Bundespatentgericht:
Beschluss vom 14. August 2007
Aktenzeichen: 29 W (pat) 197/03

(BPatG: Beschluss v. 14.08.2007, Az.: 29 W (pat) 197/03)

Tenor

Die Beschlüsse der Markenstelle für Klasse 38 des Deutschen Patent- und Markenamts vom 22. August 2002 und 17. Juni 2003 werden aufgehoben.

Gründe

I.

Mit Antrag vom 6. Juli 2000 hat der Beschwerdeführer die Eintragung der Wortmarkenatocornerfür folgende Waren und Dienstleistungen beantragt:

Kl. 42 reale und virtuelle Verkaufsplattform (Shop), Kl. 25 Bekleidung, Schuhwaren, Kopfbedeckungen;

Kl. 18 Leder und Lederimitationen, sowie Waren daraus, In einem der Anmeldung beigefügten Begleitschreiben hat er mitgeteilt, dass er unter dem Begriff "natocorner" seit Jahren "mehrere Shops (real & virtuell - Onlineshop) betreibe.
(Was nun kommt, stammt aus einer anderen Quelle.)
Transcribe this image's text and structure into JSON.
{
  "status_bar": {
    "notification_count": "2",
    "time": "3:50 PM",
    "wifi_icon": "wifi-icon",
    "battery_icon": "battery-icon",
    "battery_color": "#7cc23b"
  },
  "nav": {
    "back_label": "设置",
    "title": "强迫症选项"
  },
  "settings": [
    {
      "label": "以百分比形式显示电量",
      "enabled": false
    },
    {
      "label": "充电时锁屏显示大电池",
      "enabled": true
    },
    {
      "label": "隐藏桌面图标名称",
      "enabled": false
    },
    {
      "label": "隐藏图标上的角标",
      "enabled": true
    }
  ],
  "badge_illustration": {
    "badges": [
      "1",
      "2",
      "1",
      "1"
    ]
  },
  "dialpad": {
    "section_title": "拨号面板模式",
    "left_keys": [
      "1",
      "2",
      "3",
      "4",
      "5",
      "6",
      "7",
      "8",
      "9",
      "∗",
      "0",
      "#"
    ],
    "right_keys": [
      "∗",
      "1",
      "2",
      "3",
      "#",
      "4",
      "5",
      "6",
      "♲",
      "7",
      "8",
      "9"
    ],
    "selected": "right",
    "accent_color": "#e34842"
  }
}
Die Markenstelle des Deutschen Patent- und Markenamts hat die in Klasse 42 beanspruchte Dienstleistung durch die Formulierung "Kl. 38 - Bereitstellen einer E-Commerce-Plattform im Internet" ersetzt und die Anmeldung mit Beschluss vom 22. August 2002 als freihaltebedürftige und nicht unterscheidungskräftige Angabe zurückgewiesen. Der Bestandteil "nato" weise nicht nur auf den Nordatlantikpakt hin, sondern beschreibe auch eine bestimmte Stilrichtung bzw. Qualität und sei in Ausdrücken wie "Nato-Jacke, Nato-Look, Nato-Shop" gebräuchlich. Bei dem weiteren Bestandteil "corner" handele es sich um eine im deutschen Sprachgebrauch üblich gewordene Etablissementbezeichnung. Die angemeldete Marke erschöpfe sich damit in dem werbeüblichen Hinweis auf ein bestimmtes Waren- und Dienstleistungsangebot. Eine Verkehrsdurchsetzung des Zeichens habe der Anmelder nicht glaubhaft gemacht. Die gegen diesen Beschluss gerichtete Erinnerung des Anmelders hat die Markenstelle mit Beschluss vom 17. Juni 2003 zurückgewiesen. Zur Begründung hat sie auf die Entscheidungsgründe des Erstbeschlusses und zwei beigefügte Gerichtsentscheidungen verwiesen, in denen der 27. Senat festgestellt habe, dass es sich bei dem Begriff "corner" um die gängige Bezeichnung einer Vertriebsstätte handele. Da der Anmelder vier Monate nach Ablauf der ihm gewährten Fristverlängerung die Erinnerung nicht begründet habe, sei nach Aktenlage zu entscheiden gewesen.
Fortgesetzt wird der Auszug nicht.